Matmul to Flash Attention
- Author: Hengjie Wang
- Date: August 6, 2024
In this article, we describe how the implementation of Flash Attention can be
understood within the context of fast matrix multiplication for Ampere
hardware. By taking advantage of new asynchronous data transfer instructions,
data transfer overhead can be hidden by the computation within a single thread
block through pipelined execution. Compared to matrix multiplication,
Flash Attention addresses the global data dependence incurred by softmax via
tiling and running statistics.
How to write a fast matmul on Ampere
We begin with a discussion about how to write a fast matmul kernel on Ampere
hardware, drawing from the very good overview, "How to Optimize a CUDA Matmul
Kernel for cuBLAS-like Performance: a
Worklog," by Simon
Boehm.
Baseline Shared Memory Matmul
We begin with a baseline implementation of shared memory matmul. The outer
loop of the multiplication advances the address of the row-major matrix A and
the column-major matrix B by a tile size until the final matrix C is fully
calculated.

Baseline implementation of shared memory matmul.
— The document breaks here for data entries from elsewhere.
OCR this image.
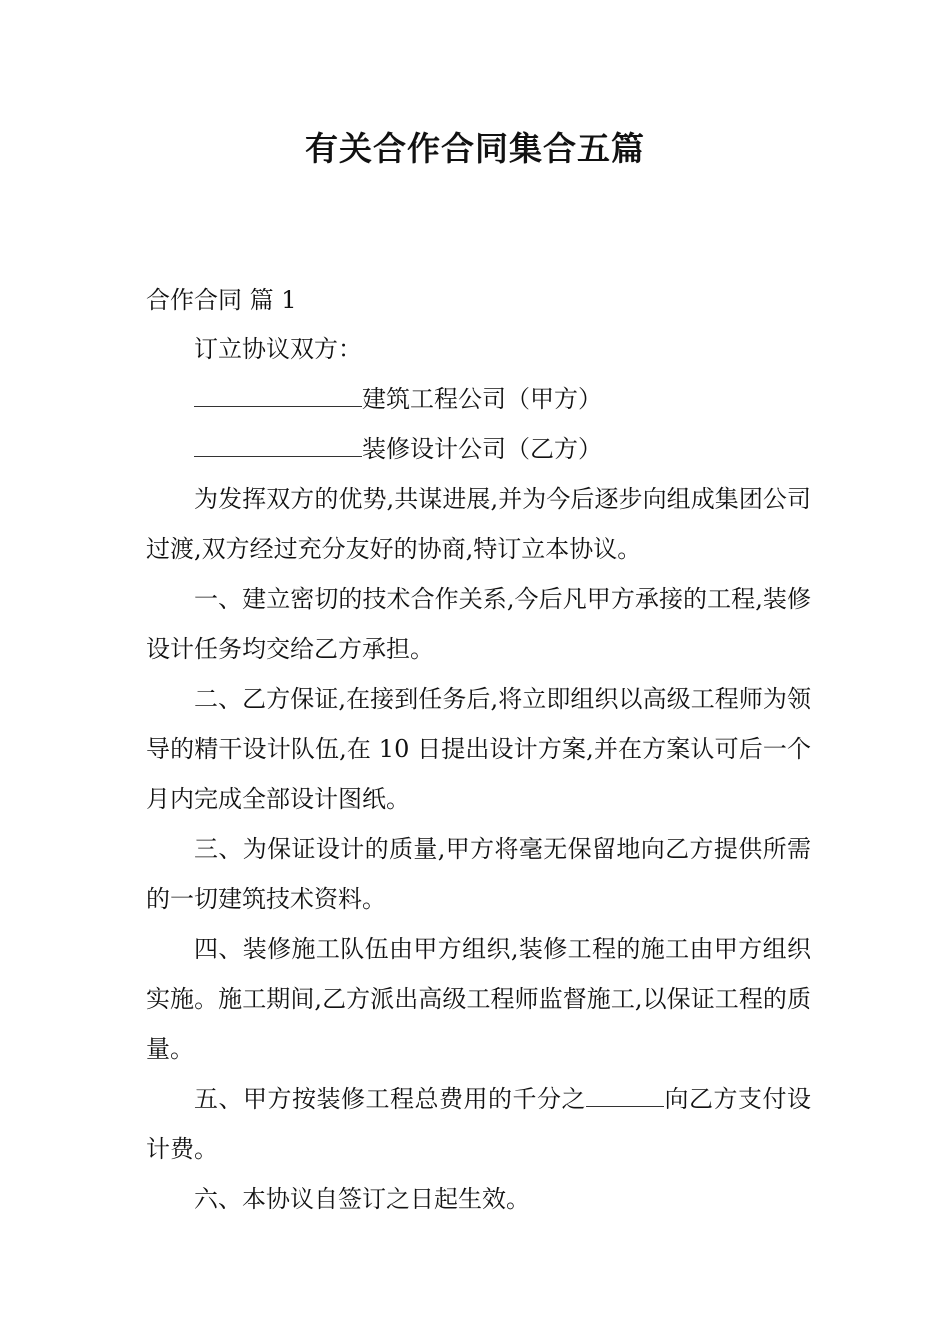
有关合作合同集合五篇

合作合同 篇 1

订立协议双方：

建筑工程公司（甲方）

装修设计公司（乙方）

为发挥双方的优势,共谋进展,并为今后逐步向组成集团公司过渡,双方经过充分友好的协商,特订立本协议。

一、建立密切的技术合作关系,今后凡甲方承接的工程,装修设计任务均交给乙方承担。

二、乙方保证,在接到任务后,将立即组织以高级工程师为领导的精干设计队伍,在 10 日提出设计方案,并在方案认可后一个月内完成全部设计图纸。

三、为保证设计的质量,甲方将毫无保留地向乙方提供所需的一切建筑技术资料。

四、装修施工队伍由甲方组织,装修工程的施工由甲方组织实施。施工期间,乙方派出高级工程师监督施工,以保证工程的质量。

五、甲方按装修工程总费用的千分之	向乙方支付设计费。

六、本协议自签订之日起生效。
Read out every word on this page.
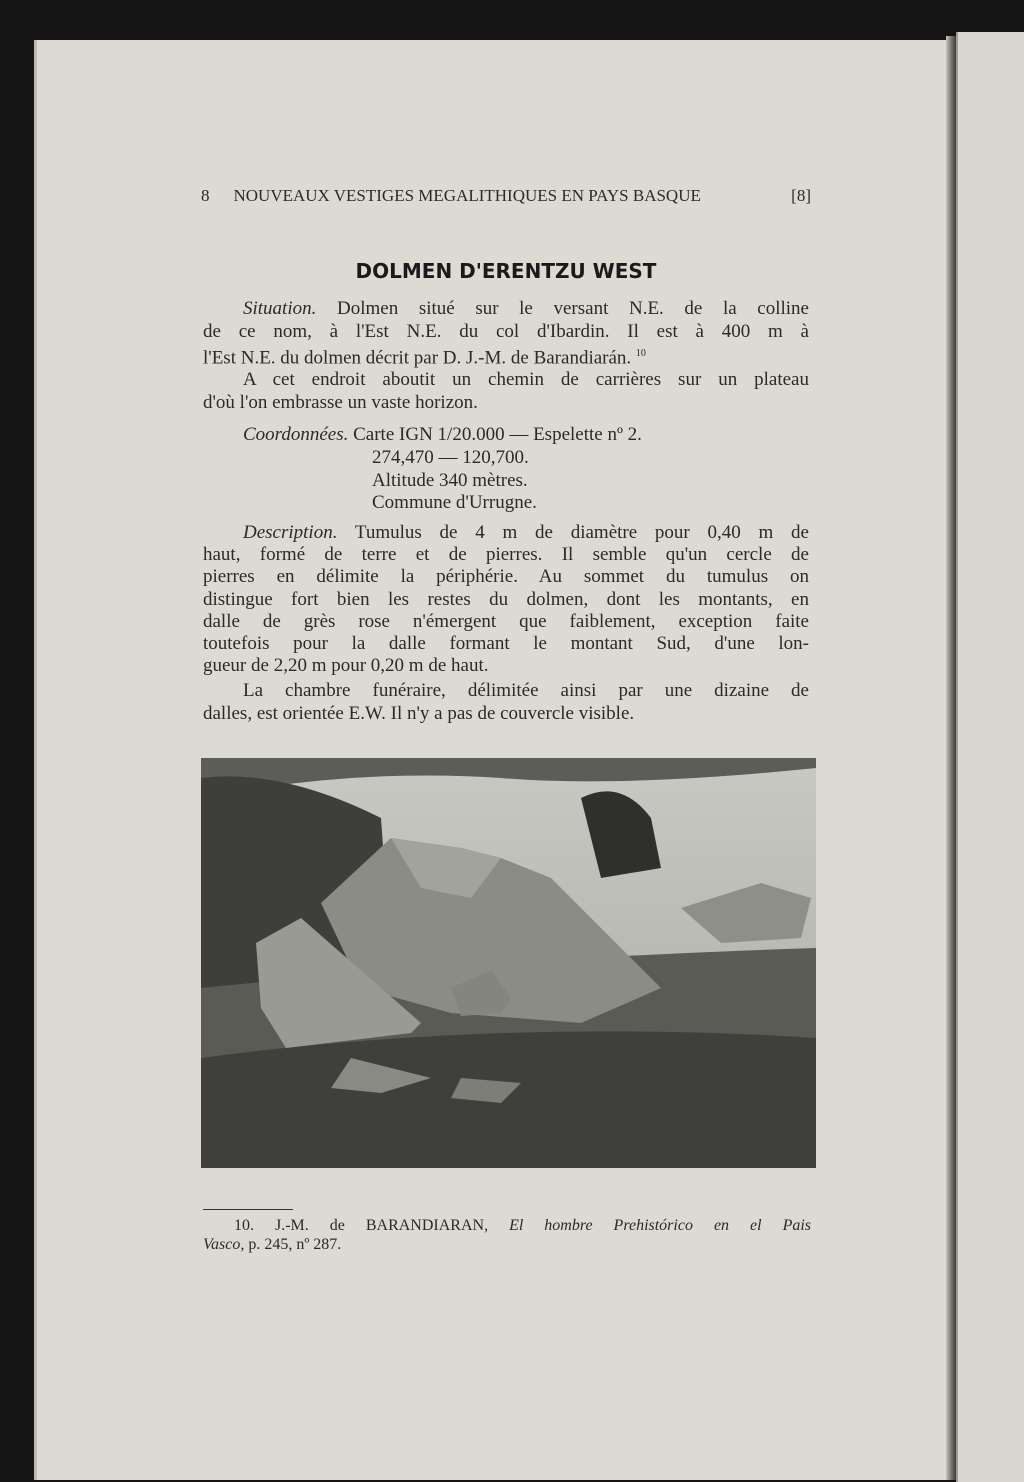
8 NOUVEAUX VESTIGES MEGALITHIQUES EN PAYS BASQUE	[8]
DOLMEN D'ERENTZU WEST
Situation. Dolmen situé sur le versant N.E. de la colline
de ce nom, à l'Est N.E. du col d'Ibardin. Il est à 400 m à
l'Est N.E. du dolmen décrit par D. J.-M. de Barandiarán. $^{10}$
A cet endroit aboutit un chemin de carrières sur un plateau
d'où l'on embrasse un vaste horizon.
Coordonnées. Carte IGN 1/20.000 — Espelette nº 2.
274,470 — 120,700.
Altitude 340 mètres.
Commune d'Urrugne.
Description. Tumulus de 4 m de diamètre pour 0,40 m de
haut, formé de terre et de pierres. Il semble qu'un cercle de
pierres en délimite la périphérie. Au sommet du tumulus on
distingue fort bien les restes du dolmen, dont les montants, en
dalle de grès rose n'émergent que faiblement, exception faite
toutefois pour la dalle formant le montant Sud, d'une lon-
gueur de 2,20 m pour 0,20 m de haut.
La chambre funéraire, délimitée ainsi par une dizaine de
dalles, est orientée E.W. Il n'y a pas de couvercle visible.
10. J.-M. de BARANDIARAN, El hombre Prehistórico en el Pais
Vasco, p. 245, nº 287.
Source Boehm, Simon.
Each thread block loads tiles from A and B into shared memory and
multiplies the sub-matrices.
Why is it slow?
This baseline implementation has two key blockers to performance improvements.
- We are not using tensor cores.
- The barrier prevents us from overlapping data transfer and computation.

Strict serial ordering of load, store, and accumulation operations.
We added tensor core matrix multiply-accumulate (mma). As a consequence of the barrier synchronization, four sets of instructions have to be executed in strict serial order for each thread block.
- LDG: load from global memory to registers
- STS: store registers to share memory
- LDSM: load from shared memory to register for tensor core accumulation.
- MMA: tensor core accumulation using register values.
Each thread block wastes computation resource while transferring data, and vice versa.
Overlap computation and global memory access
To address these performance issues, the Nvidia Ampere architecture introduced new asynchronous data transfer instruction, LDGSTS.
- The synchronous load from global memory to shared memory has two implicit steps:
LDG, registers, [global_memory_address]STS, [shared_memory_address], registers- In comparison, asynchronous transfer is one instruction and does not use registers.
LDGSTS [shared_memory_address], [global_memory_address]
This design relieves register pressure and allows for better overlap with computation.
How do we overlap?
The key insights are to:
- Maintain multiple buffers to resolve the RAW, WAR data dependence.
- Pipeline computation and data transfer.
Example of 3 pipeline stages:

Pre-fetching data concurrently with accumulation operation.
Overlap computation and shared memory access
Similar to overlap global memory access, we pipeline LDSM and MMA. Two stages are typically good enough in practice.
2-stages pipeline (double-buffer) for shared memory transfer and computation.
3-stages pipeline for global memory transfer and computation.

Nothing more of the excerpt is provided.